| Difficulty level:
Medium
| Cooking time:
60 minutes
| Nutritional value:
628 cal
| Servings:
4 portions
| Dish type:
Autres

Necessary ingredients
- 2 tablespoons of unsalted butter, divided
- 2 tablespoons of extra-virgin olive oil, divided
- 3 shallots, halved lengthwise and thinly sliced
- Sea salt and freshly ground black pepper, to taste
- 300–350 g of mixed mushrooms, sliced (e.g., oyster, king trumpet, crimini)
- 2 generous handfuls of mature spinach, stems removed and finely sliced
- 1 clove of garlic, minced
- 1 teaspoon of fresh thyme leaves
- 1 beaten egg, plus 1 lightly beaten egg yolk
- 40 g of finely grated Parmesan
- 150 g of Gorgonzola Dolce, coarsely crumbled
- ½ small red onion, thinly sliced (or green onion)
- 1 sheet of fresh rectangular puff pastry (270–280 g)
- 100 g of ricotta
Instructions
- Prepare the Shallots: In a large nonstick skillet, heat half of the butter and olive oil over medium to medium-high heat. Once hot, add the shallots and sauté, stirring occasionally, until tender and golden (about 10 minutes). Transfer them to a large bowl.
- Cook the mushrooms: Increase the heat to medium-high and add the remaining butter and oil. Add the mushrooms and season with salt and pepper. Cook, stirring occasionally, for 8 to 10 minutes, until the mushrooms are golden brown.
Note: I use a 32 cm pan. If there are too many mushrooms, cook them in two batches or use two pans to ensure they brown properly. - Add the spinach: Add the spinach to the pan with the mushrooms. Stir and cook for 1 minute, just until the spinach begins to wilt. Transfer everything to the bowl with the shallots. Add the garlic and thyme, mix well, and let cool for 10 minutes.
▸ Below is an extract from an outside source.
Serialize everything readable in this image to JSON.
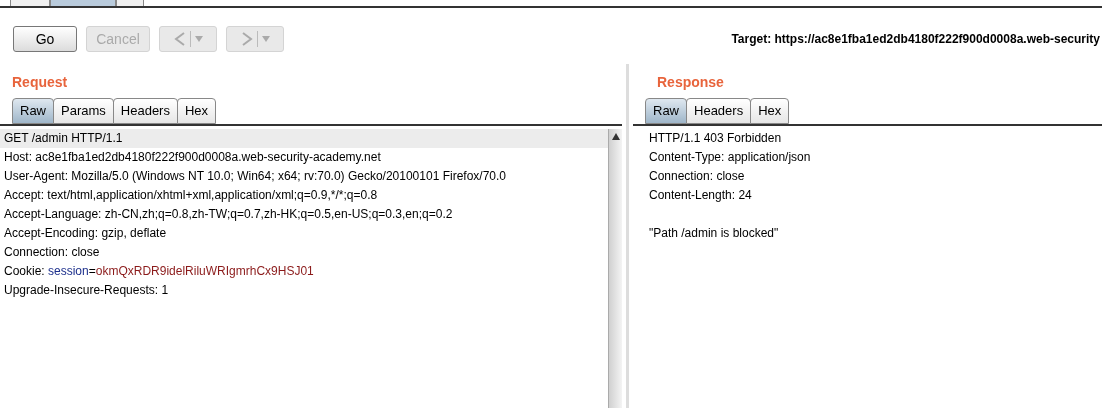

- Preheat the oven: Preheat the oven to 200°C (400°F).
- Prepare the filling: Once the mixture has cooled, stir in the whole egg, the Parmesan, and the gorgonzola dolce.
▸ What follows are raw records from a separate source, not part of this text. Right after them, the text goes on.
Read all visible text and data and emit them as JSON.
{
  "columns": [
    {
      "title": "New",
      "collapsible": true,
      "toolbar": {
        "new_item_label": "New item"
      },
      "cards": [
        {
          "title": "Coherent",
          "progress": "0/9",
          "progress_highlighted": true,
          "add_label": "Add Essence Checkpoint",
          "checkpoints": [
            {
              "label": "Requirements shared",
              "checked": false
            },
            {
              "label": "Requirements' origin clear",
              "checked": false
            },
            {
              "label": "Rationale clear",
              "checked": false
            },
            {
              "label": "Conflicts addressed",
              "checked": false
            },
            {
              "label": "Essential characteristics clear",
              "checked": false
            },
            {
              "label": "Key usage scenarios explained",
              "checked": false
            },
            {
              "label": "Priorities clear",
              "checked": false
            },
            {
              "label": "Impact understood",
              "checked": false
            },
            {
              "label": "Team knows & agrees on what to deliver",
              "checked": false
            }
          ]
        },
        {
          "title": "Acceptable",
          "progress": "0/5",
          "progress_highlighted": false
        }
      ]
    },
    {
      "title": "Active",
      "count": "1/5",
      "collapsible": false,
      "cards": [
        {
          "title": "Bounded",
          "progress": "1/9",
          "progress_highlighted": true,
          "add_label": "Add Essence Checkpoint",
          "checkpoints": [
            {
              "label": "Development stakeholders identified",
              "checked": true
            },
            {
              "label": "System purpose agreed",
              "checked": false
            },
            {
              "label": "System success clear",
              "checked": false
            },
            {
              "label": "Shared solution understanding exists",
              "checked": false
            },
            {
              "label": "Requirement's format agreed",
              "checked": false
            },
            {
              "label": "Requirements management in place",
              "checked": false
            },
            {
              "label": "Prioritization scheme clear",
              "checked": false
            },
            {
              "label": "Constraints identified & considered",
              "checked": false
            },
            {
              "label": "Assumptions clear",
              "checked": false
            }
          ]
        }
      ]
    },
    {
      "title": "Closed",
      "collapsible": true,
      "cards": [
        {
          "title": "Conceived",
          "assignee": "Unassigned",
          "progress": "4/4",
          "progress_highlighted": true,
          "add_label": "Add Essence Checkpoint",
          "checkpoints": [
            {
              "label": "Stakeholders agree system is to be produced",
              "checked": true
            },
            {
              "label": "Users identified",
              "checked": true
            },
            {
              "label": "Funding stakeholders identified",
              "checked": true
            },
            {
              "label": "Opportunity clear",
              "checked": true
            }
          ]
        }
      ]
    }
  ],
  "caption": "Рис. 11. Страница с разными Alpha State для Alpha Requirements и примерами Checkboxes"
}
- Prepare the puff pastry: Unroll the puff pastry onto a baking sheet (lined with parchment paper or using the paper provided with the pastry). Spread the mushroom and spinach mixture evenly over the pastry, leaving a 3–4 cm border.
Form the edges: Brush the border with a little beaten egg yolk. Fold over the corners and sides of the pastry to create a rim. Press the corners to seal, then brush the edge with the egg yolk. - Top and bake: Sprinkle the tart with slices of red onion and dot with small spoonfuls of ricotta. Bake for 15 minutes, or until the pastry is well puffed and golden.
- Serve: Serve the tart warm and enjoy!